Из ванны Милка вышла минут через пять. Маленькая женщина. Но грудь большая. Еврейка. Толстенькая. Некрасивая. Но глаза с искоркой. Вульгарна и самоуверенна как дьявол. Осторожно надо с ней. Липучая. И уж очень цинична.
Вышла Милка в махровом халате на голое тело. Меня сразу обожгло. Я подошел к ней, обнял, поцеловал в щеку, хотел залезть пальцами под халат. Этого она не позволила, приказала:
— Бутерброды сделай! На кухне.
И ушла в спальню. Вернулась переодетая и причесанная. Забралась в кресло с ногами. Закурила.
Я разлил вино. Провозгласил банально:
— За встречу!
Мы выпили. Я спокойно. Милка трепетно. Видимо, проголодалась.
Протянул: Давнееенько не виделись. Ну, как оно?
— Как, как. Уезжать надо, пока щель в Совке не замуровали!
— И куда ты хочешь ехать?
— Чего куда? Выбор что ли есть. На юг.
— Ав Штаты?
— Сам знаешь, туда не ходят поезда. Гаранты нужны какие-то. У меня там никого. Поеду на юг.
— И что ты там делать будешь?
— Не знаю. Главное из Совка выдраться. Хуже не будет. Рано или поздно тут все равно кровища хлынет. Проектов у меня море. Например, открою бордель для бывших совковских баб. Ебарей найду крепких. Массажистов, артистов, певцов. Пусть поют, прыгают, массаж для похудения делают. А то все совейские как свиньи жирные. Чтоб и культура была и здоровье и удовольствие.
— Возьмешь меня ебарем?
— Димыч, лапочка (Милка выпила еще и явно подобрела), конечно возьму. Но не ебарем. Ты мне стены будешь расписывать, для особо богатых клиенток будешь сказки рассказывать и сны золотые навевать.
Вот паскуда!
— Кстати, мне сегодня такой странный сон приснился…
Рассказал ей сон. Еще и прилгнул для красоты. Открыл вторую бутылку. Мы добавили.
— А ты знаешь, что сегодня купальская ночь? Иван Купала. слышал? Вот тебе огонь и приснился. Через костер в Купалу прыгают. А мертвый — это ты и есть. Твой образ. И глаза синие. Это ты сам, дурашка.

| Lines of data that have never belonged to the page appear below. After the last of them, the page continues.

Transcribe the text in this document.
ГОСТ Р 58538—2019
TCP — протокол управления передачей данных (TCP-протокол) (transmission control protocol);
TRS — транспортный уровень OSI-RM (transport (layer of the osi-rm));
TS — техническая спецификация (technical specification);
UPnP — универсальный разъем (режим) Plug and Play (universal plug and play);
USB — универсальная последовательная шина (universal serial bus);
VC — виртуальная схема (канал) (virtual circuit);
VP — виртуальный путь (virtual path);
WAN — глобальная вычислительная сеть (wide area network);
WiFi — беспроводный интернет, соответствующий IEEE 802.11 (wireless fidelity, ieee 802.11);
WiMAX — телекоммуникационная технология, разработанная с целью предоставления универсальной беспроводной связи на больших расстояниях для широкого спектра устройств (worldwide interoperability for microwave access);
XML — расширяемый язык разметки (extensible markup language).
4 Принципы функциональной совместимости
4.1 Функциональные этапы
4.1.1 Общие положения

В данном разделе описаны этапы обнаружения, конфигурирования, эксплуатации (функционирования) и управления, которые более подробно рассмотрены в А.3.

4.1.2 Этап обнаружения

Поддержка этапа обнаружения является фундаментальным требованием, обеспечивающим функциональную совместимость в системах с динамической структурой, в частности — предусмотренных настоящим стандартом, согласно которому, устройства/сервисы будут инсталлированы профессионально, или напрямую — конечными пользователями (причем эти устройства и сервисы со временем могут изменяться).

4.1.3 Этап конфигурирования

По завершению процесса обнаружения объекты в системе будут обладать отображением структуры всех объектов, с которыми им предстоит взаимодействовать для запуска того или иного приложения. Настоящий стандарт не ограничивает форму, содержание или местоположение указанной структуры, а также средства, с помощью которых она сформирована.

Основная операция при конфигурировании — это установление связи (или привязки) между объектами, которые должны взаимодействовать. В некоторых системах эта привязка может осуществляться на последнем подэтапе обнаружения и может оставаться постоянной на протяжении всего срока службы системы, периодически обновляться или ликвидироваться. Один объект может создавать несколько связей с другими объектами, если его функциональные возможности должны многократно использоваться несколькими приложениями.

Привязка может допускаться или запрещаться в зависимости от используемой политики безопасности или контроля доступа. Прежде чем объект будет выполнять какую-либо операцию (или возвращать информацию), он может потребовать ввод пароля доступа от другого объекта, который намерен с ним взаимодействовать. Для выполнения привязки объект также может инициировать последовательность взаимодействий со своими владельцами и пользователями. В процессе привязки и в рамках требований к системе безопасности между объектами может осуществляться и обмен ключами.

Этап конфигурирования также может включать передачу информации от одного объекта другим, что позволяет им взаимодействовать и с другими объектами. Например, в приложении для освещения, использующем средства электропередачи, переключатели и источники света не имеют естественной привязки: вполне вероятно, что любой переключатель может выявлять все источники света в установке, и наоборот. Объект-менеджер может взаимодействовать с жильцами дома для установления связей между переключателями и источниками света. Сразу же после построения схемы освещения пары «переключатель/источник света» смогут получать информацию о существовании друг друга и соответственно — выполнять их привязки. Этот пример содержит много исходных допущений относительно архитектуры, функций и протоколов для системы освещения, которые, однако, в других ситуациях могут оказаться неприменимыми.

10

От «дурашки» меня чуть не вырвало. Я обозлился. И возбудился. Мысленно сорвал с нее майку и впился ей в грудь как овод.
Милка продолжала:
— Ты своей рабской жизнью сам себя убил. Жену ты не любишь. Живешь с ней, потому что трусишь развода, трусишь искать свое… На работу в институт ходишь, хотя от науки тебя тошнит. Даже кандидатскую не защитил! Димыч, ты все просрал… жизнь, жену, науку. И меня.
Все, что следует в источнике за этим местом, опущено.